When planning disk capacity, consider the number of new messages, message retention time, average message size, number of backups, whether compression is enabled, and so on.
Assuming that a company's business needs to send 100,000,000 messages to the Kafka cluster every day, two copies of each message are saved to prevent data loss. The message is saved by default for 7 days, with an average message size of 1 KB and a data compression ratio of 0.75 for Kafka.
100,000 1KB messages per day are saved in two copies with a compression ratio of 0.75, which equals 150 GB (100000*1KB*2/1000/1000*0.75). Considering the index data of the Kafka cluster, 10% of the disk space needs to be reserved, so the total storage capacity is 165 GB per day.The data remains for 7 days, so the planned disk capacity is 1155 GB (165 GB*7).

4. Network bandwidth

Assuming your company's computer room environment is a gigabyte network, or 1Gbps, your business needs to process 1TB of business data in one hour.Assuming that Kafka Broker uses 70% of the bandwidth resources, a threshold of more than 70% may result in network packet loss.
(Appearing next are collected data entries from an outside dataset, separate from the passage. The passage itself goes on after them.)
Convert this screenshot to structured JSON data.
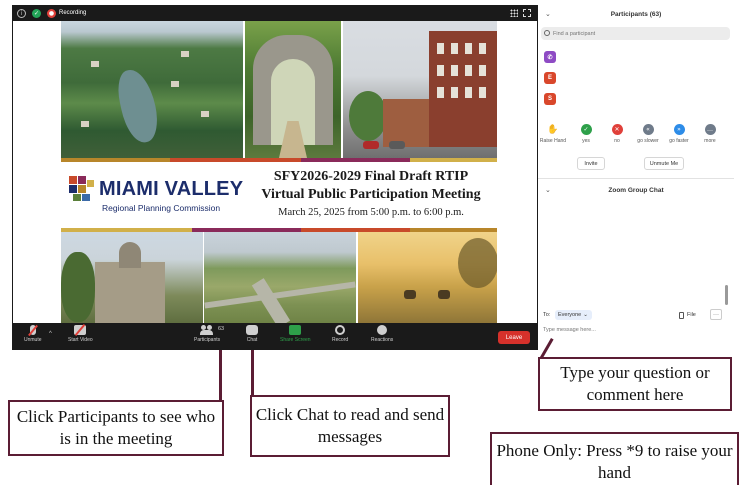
{
  "top_bar": {
    "recording_label": "Recording",
    "icons": [
      "info-icon",
      "shield-icon",
      "recording-icon",
      "grid-icon",
      "fullscreen-icon"
    ]
  },
  "slide": {
    "logo_title": "MIAMI VALLEY",
    "logo_subtitle": "Regional Planning Commission",
    "title_line1": "SFY2026-2029 Final Draft RTIP",
    "title_line2": "Virtual Public Participation Meeting",
    "date_line": "March 25, 2025  from 5:00 p.m. to 6:00 p.m."
  },
  "toolbar": {
    "unmute_label": "Unmute",
    "start_video_label": "Start Video",
    "participants_label": "Participants",
    "participants_count": "63",
    "chat_label": "Chat",
    "share_screen_label": "Share Screen",
    "record_label": "Record",
    "reactions_label": "Reactions",
    "leave_label": "Leave"
  },
  "participants_panel": {
    "header": "Participants (63)",
    "search_placeholder": "Find a participant",
    "avatars": [
      {
        "label": "",
        "color": "#8e4bc4",
        "icon": "phone-icon"
      },
      {
        "label": "E",
        "color": "#d9472b"
      },
      {
        "label": "S",
        "color": "#d9472b"
      }
    ],
    "feedback": [
      {
        "label": "Raise Hand",
        "icon": "raise-hand-icon",
        "color": "#3d8fd8"
      },
      {
        "label": "yes",
        "icon": "check-icon",
        "color": "#2ea04a"
      },
      {
        "label": "no",
        "icon": "x-icon",
        "color": "#e0403a"
      },
      {
        "label": "go slower",
        "icon": "rewind-icon",
        "color": "#6f7b8a"
      },
      {
        "label": "go faster",
        "icon": "fast-forward-icon",
        "color": "#2d8ce8"
      },
      {
        "label": "more",
        "icon": "ellipsis-icon",
        "color": "#6f7b8a"
      }
    ],
    "invite_label": "Invite",
    "unmute_me_label": "Unmute Me"
  },
  "chat_panel": {
    "header": "Zoom Group Chat",
    "to_label": "To:",
    "recipient": "Everyone",
    "file_label": "File",
    "more_label": "···",
    "message_placeholder": "Type message here..."
  },
  "callouts": {
    "participants": "Click Participants to see who is in the meeting",
    "chat": "Click Chat to read and send messages",
    "question": "Type your question or comment here",
    "phone": "Phone Only:  Press *9 to raise your hand"
  },
  "colors": {
    "callout_border": "#5b1d34",
    "leave_button": "#d6312b",
    "share_screen": "#2ea04a",
    "logo_navy": "#1c2d6b"
  }
}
A single Kafka Broker can use up to about 700Mb of bandwidth resources, but usually requires an additional two-thirds of the resources reserved for other services, that is, Kafka Broker can allocate 240Mbps (700Mb/3) of bandwidth for Kafka services.Processing 1TB data in an hour requires processing 2336Mb (1024*1024*8/3600) data per second, divided by 240, which equals about 10 servers.If you need to make two additional copies, multiply the number of servers by 3, or 30.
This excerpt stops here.